Quién nos iba a decir que los autoproclamados antifascistas serían los nuevos camisas pardas con kufiya. La tarde de cristales rotos que padecimos este domingo en Madrid, con una turba de energúmenos reventando la etapa final de La Vuelta, sólo produce rabia, vergüenza y bochorno. Convertir el deporte en instrumento de manipulación política fue un invento nazi que Leni Riefenstahl elevó a la categoría de arte. Alentados por el demente fanático de la Moncloa, ni siquiera tuvieron compasión de familias enteras con niños que tuvieron que huir en desbandada para refugiarse de los ojos inyectados de odio de Irene Montero y su amiga Belarra.
Rosa Díez piensa que Sánchez quiere muertos y no cejará hasta conseguirlo. Hay que decirlo sin miedo: no estamos ante una simple «estrategia política» del Gobierno —eso sería darle la razón a Pablo Iglesias cuando dijo que la violencia de ETA tenía explicaciones políticas— sino ante un ejercicio de intimidación y coacción de la kale borroka sanchista con el objetivo de aterrorizar a todo aquel que no piense como ellos.
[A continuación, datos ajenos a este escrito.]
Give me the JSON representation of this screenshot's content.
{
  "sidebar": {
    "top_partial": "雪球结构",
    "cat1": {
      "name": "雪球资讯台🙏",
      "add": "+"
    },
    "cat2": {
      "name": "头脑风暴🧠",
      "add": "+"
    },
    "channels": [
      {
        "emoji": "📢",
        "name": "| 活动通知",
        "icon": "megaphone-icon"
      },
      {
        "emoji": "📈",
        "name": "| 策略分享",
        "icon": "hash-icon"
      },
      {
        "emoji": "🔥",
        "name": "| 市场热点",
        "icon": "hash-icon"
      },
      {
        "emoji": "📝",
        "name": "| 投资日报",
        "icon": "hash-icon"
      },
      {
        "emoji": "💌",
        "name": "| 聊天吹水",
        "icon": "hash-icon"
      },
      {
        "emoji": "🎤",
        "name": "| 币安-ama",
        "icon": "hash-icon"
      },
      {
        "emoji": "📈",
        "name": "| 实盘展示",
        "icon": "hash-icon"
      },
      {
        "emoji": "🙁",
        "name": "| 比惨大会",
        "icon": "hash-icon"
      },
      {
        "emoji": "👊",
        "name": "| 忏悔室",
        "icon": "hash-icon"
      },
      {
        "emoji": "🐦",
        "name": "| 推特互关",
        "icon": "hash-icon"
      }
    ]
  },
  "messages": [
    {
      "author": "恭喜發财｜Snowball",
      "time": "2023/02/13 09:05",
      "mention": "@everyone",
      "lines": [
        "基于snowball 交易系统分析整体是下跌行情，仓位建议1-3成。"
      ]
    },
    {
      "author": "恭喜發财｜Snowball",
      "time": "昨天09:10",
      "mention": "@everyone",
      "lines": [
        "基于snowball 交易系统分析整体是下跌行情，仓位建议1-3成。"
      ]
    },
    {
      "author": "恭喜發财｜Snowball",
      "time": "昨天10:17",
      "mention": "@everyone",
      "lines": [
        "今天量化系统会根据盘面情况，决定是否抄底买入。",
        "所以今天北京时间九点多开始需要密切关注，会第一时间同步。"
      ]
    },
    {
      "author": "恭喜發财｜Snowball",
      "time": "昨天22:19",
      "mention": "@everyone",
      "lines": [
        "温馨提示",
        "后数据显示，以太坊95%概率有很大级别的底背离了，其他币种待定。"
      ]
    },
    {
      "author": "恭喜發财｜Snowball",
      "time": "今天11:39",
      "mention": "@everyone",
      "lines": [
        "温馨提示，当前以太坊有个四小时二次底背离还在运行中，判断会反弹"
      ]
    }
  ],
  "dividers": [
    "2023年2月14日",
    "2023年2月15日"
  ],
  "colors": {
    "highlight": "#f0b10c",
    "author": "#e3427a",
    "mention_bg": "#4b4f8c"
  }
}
No por nada el líder detrás de las protestas es un viejo recaudador etarra y el cabecilla del sabotaje en Madrid un activista de extrema izquierda apoderado de Sumar.
Marlaska nos explicó pedagógicamente que sabotear una competición deportiva era «ejercicio del derecho de manifestación» tras dejar a la Policía con servicios mínimos y abandonarla a su suerte. La escena del podio improvisado con neveras es un esperpento que nos quedará grabado en nuestras retinas tercermundistas. España está secuestrada por una hermandad criminal que alienta y justifica la violencia callejera contra los judíos en «defensa de los derechos humanos». No es una cortina de humo. Es un Gobierno sumiendo a este país en los mismos abismos de la Berlín de los años 30. Y algunos todavía preocupados por la «marca España», como si tal cosa aún existiera.